Инна Матвеевна внимательно взглянула на Веру. Внимательно и сочувственно. Внимательно и ласково.

— Бедняжка, — после большой паузы сказала она. — Представляю, как вам было трудно. Ничего, крепитесь! У вас все впереди! И настоящая работа, и, быть может, чувство к человеку, достойному вас, и даже перспективы в науке. Бывает, что все приходится начинать заново. Не так ли?

ПОШЛОСТИ И ПОДЛОСТИ

В Брянске, где была пересадка, плацкарты им не достались, и они оба — и Саинян, и Устименко, как в военные времена, кинулись к своему составу с лихим разбойничьим кличем «сарынь на кичку!». Минут за двадцать до прихода поезда Владимир Афанасьевич купил бутылку водки, и они, чтобы согреться после бессонной ночи, выпили «в плепорцию» прямо из горлышка, закусили хрустящими огурцами, весело опьянели и, чрезвычайно довольные хоть и морозным, но весенним днем, путешествием, друг другом, всем тем примечательным и поучительным, чего навидались у потрясшего их души Павла Ефимовича Бейлина, ввалились в жесткий, раскаленный чугунной печкой вагон и полезли занимать верхние полки. Вагаршак взобрался первым, но, почувствовав неловкость из-за того, что Устименко два раза сорвался, спрыгнул вниз и подсадил своего шефа, сам забрался на свое место окончательно и предложил поесть.

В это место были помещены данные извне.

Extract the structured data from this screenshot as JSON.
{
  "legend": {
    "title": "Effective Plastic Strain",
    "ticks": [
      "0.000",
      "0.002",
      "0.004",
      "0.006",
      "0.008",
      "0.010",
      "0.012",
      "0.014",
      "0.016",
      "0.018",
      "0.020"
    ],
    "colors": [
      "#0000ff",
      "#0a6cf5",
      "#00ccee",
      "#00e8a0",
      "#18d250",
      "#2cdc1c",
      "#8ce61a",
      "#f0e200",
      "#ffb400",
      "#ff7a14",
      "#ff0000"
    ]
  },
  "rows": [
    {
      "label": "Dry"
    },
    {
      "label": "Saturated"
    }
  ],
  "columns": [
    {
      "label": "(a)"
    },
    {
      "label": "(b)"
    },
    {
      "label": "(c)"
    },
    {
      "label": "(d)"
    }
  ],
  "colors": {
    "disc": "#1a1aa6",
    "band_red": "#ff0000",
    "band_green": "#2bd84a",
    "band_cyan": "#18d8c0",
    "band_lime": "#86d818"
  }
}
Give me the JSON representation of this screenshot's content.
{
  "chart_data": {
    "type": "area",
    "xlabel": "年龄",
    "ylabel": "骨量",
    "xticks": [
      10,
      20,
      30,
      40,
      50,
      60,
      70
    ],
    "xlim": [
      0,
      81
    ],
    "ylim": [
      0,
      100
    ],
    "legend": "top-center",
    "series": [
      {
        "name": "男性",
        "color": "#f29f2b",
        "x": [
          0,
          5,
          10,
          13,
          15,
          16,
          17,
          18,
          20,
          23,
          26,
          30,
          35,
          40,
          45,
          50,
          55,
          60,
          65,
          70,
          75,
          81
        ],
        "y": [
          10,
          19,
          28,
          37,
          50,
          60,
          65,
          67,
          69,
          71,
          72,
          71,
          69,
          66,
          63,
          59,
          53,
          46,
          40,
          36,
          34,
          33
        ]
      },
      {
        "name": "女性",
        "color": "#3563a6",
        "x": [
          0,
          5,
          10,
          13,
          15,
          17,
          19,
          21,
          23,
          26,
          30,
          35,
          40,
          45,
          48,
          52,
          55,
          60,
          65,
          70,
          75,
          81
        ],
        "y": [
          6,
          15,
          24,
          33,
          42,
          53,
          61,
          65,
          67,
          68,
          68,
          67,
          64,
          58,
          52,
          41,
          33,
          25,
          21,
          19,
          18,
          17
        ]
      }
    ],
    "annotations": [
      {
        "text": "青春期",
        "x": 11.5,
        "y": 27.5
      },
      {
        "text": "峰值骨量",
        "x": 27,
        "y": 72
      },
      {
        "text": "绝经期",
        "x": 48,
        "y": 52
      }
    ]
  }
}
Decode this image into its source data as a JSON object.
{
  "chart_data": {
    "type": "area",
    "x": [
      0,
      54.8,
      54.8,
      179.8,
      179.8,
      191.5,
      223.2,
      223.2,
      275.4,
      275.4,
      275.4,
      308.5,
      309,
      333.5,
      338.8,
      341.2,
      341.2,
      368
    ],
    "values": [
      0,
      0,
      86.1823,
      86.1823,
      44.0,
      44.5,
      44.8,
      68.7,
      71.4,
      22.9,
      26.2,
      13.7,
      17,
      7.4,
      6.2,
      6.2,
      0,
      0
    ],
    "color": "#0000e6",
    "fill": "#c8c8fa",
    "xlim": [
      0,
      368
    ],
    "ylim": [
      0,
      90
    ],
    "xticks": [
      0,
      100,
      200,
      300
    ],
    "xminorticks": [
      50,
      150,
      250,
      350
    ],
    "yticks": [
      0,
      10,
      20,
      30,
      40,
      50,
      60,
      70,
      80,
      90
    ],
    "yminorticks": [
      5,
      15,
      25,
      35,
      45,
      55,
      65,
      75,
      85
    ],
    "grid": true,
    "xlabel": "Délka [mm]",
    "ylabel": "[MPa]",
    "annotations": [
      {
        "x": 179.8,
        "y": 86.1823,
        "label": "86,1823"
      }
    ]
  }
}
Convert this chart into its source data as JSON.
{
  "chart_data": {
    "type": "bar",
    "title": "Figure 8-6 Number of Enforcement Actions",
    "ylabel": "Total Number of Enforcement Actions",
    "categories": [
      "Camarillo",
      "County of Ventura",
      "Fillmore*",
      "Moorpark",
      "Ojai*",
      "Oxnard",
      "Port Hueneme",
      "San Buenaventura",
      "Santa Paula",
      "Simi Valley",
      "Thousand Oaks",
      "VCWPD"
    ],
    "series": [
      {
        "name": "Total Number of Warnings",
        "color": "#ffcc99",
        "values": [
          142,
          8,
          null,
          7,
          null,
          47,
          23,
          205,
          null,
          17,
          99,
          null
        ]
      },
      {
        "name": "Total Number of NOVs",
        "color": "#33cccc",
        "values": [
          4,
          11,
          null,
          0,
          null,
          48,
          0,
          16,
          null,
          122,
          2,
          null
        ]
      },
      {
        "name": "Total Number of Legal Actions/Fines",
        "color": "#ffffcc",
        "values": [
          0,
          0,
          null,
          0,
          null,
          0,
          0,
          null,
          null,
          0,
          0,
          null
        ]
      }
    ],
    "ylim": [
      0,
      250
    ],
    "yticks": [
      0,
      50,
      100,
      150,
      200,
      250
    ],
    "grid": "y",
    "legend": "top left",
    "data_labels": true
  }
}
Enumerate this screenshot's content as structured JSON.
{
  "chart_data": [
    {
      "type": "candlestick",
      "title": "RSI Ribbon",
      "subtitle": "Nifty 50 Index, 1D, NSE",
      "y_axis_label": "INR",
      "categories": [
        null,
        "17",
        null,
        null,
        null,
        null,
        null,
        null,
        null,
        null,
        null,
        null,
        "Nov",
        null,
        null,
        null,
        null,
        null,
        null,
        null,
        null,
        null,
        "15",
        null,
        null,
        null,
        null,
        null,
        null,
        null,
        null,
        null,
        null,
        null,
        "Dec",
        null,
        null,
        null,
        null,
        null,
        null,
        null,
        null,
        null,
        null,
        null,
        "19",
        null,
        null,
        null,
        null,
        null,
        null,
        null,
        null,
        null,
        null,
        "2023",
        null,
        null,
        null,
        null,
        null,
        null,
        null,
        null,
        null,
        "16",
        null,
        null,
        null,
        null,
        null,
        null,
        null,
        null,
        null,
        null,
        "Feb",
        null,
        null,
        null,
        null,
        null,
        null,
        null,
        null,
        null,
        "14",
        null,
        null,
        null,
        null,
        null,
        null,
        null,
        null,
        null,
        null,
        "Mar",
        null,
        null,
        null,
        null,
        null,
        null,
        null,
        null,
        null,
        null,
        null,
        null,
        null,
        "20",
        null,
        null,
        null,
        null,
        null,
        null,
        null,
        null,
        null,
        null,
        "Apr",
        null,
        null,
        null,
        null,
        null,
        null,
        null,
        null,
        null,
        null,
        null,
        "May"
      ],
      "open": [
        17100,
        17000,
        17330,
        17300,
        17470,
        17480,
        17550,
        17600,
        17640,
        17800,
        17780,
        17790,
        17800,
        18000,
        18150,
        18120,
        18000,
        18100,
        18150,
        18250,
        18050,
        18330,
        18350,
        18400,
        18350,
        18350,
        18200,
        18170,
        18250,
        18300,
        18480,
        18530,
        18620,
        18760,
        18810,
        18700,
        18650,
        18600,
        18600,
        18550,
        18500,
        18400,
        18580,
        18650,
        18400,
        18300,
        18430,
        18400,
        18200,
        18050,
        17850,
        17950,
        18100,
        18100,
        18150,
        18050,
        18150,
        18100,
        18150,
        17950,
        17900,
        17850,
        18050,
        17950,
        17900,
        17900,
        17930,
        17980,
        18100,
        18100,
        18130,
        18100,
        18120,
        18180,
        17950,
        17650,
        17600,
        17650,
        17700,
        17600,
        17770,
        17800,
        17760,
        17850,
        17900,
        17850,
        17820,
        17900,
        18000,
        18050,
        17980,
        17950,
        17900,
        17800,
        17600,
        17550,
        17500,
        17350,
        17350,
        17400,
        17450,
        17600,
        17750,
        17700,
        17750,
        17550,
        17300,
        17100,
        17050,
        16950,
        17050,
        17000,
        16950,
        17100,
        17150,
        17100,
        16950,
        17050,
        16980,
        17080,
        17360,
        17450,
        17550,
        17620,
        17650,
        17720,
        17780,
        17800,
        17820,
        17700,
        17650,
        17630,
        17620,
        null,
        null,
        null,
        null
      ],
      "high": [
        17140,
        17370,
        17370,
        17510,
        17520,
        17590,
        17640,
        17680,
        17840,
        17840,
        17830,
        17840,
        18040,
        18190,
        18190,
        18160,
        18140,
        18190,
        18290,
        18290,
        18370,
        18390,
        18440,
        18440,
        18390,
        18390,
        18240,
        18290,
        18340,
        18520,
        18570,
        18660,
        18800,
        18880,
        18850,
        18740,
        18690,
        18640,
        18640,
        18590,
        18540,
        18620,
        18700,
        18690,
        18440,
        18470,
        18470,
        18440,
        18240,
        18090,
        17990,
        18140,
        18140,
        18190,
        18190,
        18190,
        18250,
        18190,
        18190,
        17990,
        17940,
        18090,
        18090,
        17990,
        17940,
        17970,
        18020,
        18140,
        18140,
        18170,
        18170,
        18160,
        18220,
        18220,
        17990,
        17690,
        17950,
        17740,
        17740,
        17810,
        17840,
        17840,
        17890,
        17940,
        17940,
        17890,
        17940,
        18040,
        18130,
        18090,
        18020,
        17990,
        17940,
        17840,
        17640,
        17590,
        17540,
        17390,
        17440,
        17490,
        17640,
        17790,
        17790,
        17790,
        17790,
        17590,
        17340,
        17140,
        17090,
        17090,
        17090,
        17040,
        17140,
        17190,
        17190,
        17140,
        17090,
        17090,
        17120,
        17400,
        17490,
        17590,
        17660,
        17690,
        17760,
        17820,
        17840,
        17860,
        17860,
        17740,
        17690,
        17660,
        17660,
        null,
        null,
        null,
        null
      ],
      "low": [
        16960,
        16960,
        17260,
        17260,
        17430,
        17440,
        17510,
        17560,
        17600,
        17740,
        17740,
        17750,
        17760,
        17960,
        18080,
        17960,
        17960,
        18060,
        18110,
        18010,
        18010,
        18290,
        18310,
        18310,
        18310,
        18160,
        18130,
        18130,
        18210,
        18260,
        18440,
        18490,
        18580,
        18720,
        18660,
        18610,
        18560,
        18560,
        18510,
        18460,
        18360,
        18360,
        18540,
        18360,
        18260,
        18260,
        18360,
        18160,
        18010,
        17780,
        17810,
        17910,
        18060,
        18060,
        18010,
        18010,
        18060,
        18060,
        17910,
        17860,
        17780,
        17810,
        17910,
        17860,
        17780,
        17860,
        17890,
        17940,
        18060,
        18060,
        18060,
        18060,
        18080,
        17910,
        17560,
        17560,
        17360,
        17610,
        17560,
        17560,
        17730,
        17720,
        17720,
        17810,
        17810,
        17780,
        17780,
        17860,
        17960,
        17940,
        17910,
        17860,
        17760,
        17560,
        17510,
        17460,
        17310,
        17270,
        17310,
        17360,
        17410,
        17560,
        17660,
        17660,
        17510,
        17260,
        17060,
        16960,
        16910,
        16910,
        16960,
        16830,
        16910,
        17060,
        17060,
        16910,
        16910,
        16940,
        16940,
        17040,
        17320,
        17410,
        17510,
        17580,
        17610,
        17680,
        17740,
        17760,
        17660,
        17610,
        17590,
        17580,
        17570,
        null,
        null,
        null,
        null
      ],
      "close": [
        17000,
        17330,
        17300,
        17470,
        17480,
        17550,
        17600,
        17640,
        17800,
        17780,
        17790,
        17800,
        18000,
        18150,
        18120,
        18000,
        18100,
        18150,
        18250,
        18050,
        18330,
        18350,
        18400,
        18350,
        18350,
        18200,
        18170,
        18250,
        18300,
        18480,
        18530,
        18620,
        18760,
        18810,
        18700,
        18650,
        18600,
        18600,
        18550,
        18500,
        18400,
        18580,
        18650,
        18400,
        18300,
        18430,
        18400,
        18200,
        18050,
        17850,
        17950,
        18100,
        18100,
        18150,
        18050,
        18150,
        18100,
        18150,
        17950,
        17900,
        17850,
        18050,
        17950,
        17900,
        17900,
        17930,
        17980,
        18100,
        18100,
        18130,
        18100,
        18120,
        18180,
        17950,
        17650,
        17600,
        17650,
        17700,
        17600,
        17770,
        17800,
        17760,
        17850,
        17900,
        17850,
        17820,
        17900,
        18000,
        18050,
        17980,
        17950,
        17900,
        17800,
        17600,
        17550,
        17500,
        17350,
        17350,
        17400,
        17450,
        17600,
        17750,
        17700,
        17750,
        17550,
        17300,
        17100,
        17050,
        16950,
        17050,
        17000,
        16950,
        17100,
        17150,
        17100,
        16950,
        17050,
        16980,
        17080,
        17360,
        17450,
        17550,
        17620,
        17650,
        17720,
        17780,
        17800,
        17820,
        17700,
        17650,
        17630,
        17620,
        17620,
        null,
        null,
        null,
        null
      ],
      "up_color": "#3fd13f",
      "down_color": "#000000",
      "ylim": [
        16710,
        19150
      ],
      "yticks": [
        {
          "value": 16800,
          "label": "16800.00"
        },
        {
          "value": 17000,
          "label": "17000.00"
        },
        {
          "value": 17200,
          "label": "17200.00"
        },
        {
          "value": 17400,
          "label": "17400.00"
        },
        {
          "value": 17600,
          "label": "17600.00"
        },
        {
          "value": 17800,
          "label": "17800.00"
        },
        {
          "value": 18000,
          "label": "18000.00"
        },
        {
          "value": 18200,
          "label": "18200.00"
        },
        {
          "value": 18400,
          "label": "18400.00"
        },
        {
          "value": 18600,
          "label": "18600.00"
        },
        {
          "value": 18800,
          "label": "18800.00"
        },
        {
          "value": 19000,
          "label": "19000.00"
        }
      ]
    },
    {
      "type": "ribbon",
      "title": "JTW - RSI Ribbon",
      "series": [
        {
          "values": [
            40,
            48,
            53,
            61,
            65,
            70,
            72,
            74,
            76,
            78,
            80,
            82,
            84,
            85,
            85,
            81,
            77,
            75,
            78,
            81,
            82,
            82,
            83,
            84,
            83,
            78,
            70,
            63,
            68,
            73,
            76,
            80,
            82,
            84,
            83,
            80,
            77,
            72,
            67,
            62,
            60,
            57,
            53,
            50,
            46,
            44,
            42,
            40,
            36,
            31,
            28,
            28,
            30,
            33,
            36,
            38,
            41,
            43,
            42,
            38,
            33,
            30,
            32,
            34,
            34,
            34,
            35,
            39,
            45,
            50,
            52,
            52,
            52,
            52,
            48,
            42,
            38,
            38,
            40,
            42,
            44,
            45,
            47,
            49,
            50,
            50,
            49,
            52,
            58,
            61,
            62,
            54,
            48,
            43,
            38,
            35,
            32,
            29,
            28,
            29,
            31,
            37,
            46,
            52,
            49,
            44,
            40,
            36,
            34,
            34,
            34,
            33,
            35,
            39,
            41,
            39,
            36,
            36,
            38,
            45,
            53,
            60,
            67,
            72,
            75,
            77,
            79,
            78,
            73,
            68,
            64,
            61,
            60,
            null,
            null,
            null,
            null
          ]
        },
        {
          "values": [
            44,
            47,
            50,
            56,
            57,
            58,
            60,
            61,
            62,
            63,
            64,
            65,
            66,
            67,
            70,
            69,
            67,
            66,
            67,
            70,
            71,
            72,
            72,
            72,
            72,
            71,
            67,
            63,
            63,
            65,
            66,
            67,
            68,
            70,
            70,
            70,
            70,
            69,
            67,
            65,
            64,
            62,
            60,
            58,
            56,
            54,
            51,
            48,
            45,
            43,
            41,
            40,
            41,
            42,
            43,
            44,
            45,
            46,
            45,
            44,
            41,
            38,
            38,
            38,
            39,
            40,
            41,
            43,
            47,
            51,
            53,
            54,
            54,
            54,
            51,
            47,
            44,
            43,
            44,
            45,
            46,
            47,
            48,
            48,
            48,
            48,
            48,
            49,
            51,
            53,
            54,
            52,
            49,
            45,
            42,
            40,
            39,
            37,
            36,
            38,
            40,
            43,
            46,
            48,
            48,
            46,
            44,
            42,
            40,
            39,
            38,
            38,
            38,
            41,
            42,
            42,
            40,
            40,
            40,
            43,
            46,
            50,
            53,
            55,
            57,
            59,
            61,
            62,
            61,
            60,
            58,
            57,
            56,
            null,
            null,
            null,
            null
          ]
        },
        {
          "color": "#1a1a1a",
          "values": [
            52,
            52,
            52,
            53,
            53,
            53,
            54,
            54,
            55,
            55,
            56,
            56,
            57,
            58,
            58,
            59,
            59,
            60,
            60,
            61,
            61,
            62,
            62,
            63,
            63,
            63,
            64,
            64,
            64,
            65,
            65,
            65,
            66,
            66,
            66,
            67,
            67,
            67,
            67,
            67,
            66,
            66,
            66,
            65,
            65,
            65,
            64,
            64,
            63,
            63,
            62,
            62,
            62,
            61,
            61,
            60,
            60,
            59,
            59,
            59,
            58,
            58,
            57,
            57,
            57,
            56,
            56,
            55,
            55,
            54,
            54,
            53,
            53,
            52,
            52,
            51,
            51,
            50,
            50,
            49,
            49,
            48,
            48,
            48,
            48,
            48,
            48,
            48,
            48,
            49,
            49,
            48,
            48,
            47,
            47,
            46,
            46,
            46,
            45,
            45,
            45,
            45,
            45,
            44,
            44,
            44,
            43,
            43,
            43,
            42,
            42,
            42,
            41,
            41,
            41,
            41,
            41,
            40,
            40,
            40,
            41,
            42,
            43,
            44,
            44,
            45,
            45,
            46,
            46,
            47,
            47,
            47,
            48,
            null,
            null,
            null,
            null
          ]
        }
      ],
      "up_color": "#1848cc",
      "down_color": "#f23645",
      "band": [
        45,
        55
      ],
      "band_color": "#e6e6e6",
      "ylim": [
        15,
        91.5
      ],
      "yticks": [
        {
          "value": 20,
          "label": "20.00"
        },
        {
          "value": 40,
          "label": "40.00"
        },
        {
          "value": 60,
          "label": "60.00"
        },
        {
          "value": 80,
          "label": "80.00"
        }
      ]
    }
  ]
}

У них было четыре луковицы, хлеб и вареная курка, купленная на каком-то тихом полустанке. Были еще и огурцы в газете.

— Ей-богу, я пьяный, — сказал Саинян, когда поезд тронулся. — Или эта водка такая крепкая?

— Просто вы пить не умеете! — с видом заправского выпивохи ответил Устименко. — У вас ведь в Армении вино?

— И коньяк! — словно он и вправду помногу пивал коньяк, значительно произнес Вагаршак. — Эх, сейчас бы еще рюмочку для завершения!

Внизу заругались, поссорившись, какие-то тетечки, Вагаршак, свесившись, сияя плотными зубами, румянцем, зрачками, произнес короткую речь о преимуществах доброго мира над злой ссорой.

— А ты кто такой? — спросила одна из воюющих сторон. — Ты что за указчик? Вот надеру ухи!

У Вагаршака, правда, были довольно большие уши.

— Не говорите так, кузина Бекки, — сказал все больше и больше пьянеющий Саинян, — вы делаете мне больно, дорогая…

— Бекки? — осведомился из прохода чей-то громыхающий бас. — Бекки? Ты как это можешь, паскуда, выражаться?

— Но это, кажется, из Диккенса, — возразил Вагаршак. — Это литература!

Тогда тот, который обиделся на слово «Бекки», протянул огромную, нечеловеческой длины лапу и попытался стащить кроткого Саиняна вниз для надлежащей расправы. Но Устименко стукнул по лапе своей инвалидной палкой, и в вагоне наступило короткое и устрашающее молчание.

Потом обладатель громыхающего баса — тощий и рыжий, сильно выпивший мужик — скинул с себя драный полушубок и, оставшись в застиранной гимнастерке с двумя рядами орденских планок на груди, пошел в решительное наступление, для чего уперся сапогами в две нижние скамейки и, ощерившись, рывком ухватил Устименку железной лапой у самого запястья. И в это же мгновение притих, отпрянул, опять нагнулся к Владимиру Афанасьевичу и не то чтобы заговорил, а совершенно уже вне себя загремел:

— Майор! Ерш твою перетак! Товарищ Устименко! Лушка, падай в ноги! Падай, тебе говорю…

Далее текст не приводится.